When we passed a field where a farmer was mending the fence that protected his field of greening crops, there was no sound though he was busy with hammer and nails. There was no scent either, though there should have been that of crushed herbage and maybe even the rank odor of male sweat.
So Colette has passed into some liminal space where she’s paralleling the real world, moving alongside its borders. I wonder if I am in some similar state in relation to her? I wonder if I could bridge the gap.
I tried, but I was like a child trying to drive a car. Just as the child knows the car should move, even knows what the gas pedal and brake do, how the steering wheel is used, even that the key turns in the ignition, still this is not enough.
And I don’t even have the car keys. I guess I’ll just have to watch to see where she goes, then see what happens to her there.
That’s what I did, letting my point of view draw me along through this land on the edge of a land I almost knew. That almost became increasingly important as I watched, especially when we reached town. That what I was seeing was Las Vegas, New Mexico, I was certain—although I’ll admit it took passing several landmarks and reading a dozen or more street signs for me to be certain. Las Vegas this certainly was, but it wasn’t the Las Vegas I knew.
Which Las Vegas it was was not easy for me to decide. There were cars, but these were older models, older even than the cars I remembered from my childhood. I noted details, figuring I could sketch them later. Mikey would probably know their types, and if he didn’t I could check at the library.
The attire of the people walking on the street was also old-fashioned, but I wasn’t enough of a clothing historian to be certain just how old-fashioned it was. Again I made mental notes. Seeing a man walk by with his nose buried in a newspaper gave me the bright idea of going to check the date printed on the paper, but I found I was limited to the vicinity of Colette’s gig.
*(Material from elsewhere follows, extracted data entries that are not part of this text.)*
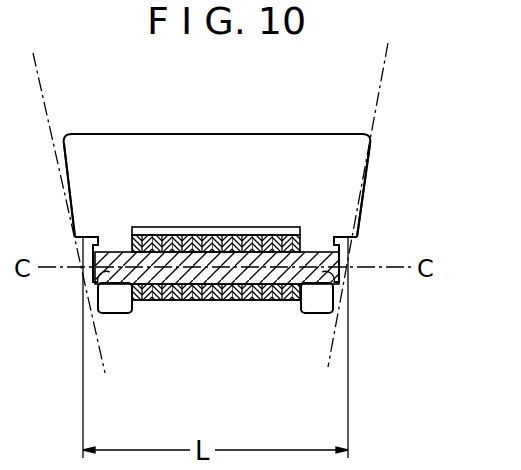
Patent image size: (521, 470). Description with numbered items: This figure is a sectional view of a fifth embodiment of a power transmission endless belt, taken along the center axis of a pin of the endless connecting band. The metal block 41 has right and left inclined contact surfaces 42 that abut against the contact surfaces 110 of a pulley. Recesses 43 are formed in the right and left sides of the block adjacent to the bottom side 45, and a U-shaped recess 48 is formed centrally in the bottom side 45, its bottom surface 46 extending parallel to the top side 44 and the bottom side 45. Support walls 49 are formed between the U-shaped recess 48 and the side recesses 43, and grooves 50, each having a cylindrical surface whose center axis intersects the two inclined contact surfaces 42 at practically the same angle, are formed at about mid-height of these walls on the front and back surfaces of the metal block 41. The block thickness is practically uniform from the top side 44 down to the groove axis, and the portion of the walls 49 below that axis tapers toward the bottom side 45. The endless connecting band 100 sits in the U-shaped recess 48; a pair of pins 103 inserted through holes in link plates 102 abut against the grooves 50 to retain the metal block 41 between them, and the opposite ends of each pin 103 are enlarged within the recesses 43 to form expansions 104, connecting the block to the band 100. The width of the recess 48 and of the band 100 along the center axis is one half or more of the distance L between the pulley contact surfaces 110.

The contact surfaces of a pulley 110 is at (50, 98).
The metal block 41 is at (214, 132).
The top side 44 is at (273, 132).
The inclined contact surfaces 42 is at (58, 166).
The recesses 43 is at (92, 244).
The expansions 104 is at (341, 289).
The grooves 50 is at (326, 256).
The support walls 49 is at (117, 306).
The bottom side 45 is at (310, 314).
The bottom surface 46 is at (228, 230).
The link plates 102 is at (166, 233).
The pins 103 is at (224, 278).
The endless connecting band 100 is at (248, 306).
The U-shaped recess 48 is at (294, 310).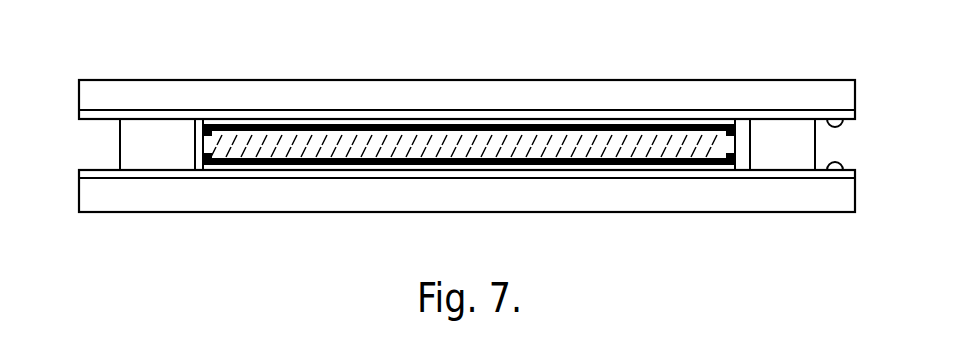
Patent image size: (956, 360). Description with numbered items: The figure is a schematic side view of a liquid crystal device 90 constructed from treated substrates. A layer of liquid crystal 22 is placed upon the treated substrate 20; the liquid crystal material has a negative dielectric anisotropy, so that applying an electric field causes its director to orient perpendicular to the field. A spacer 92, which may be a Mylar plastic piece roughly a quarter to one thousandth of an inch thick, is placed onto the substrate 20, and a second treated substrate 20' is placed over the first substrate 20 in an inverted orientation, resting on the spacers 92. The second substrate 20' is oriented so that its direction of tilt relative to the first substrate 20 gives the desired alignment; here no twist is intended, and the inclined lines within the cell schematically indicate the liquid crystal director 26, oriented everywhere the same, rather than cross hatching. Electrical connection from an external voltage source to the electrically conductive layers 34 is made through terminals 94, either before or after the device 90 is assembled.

I could stay slightly in front of it, draw alongside, or trail a few paces behind, but that was my range.
After a bit, I recognized the neighborhood into which Colette was turning her carriage as the very one in which I was currently residing. Many of the houses were recognizable as ones I knew, but very few resembled their modern counterparts. They were painted different colors, window treatments weren’t the same, plantings were arranged in different patterns. In a few cases I saw young trees where in my day towering giants stood. In other cases, the trees that shaded street or yard were long gone in my day.
I was not at all surprised when Colette drew her gig to a stop in front of Phineas House. This was neither the wildly colored House of my present, nor the paler one I remembered from my childhood, but instead it wore a color scheme that was somewhere between the two. The background color was a pleasant sunny yellow, the shutters and window casements were a darker harvest gold. The numerous carved details were neither ignored as they had been during Colette’s tenure, nor accented as they were in mine. Instead they were brought out just a bit, often in shades of ivory or lighter yellow. The effect wasn’t as dramatic as my “Fairground Midway style,” but it worked.
As Colette drew her gig to a stop and gracefully dismounted from the driver’s box, all sound but Shooting Star blowing and shaking her trappings ceased. Then Colette dismounted the box, and went to the gate. She didn’t walk through it as I thought she might, but when she opened and closed it, there was no sound.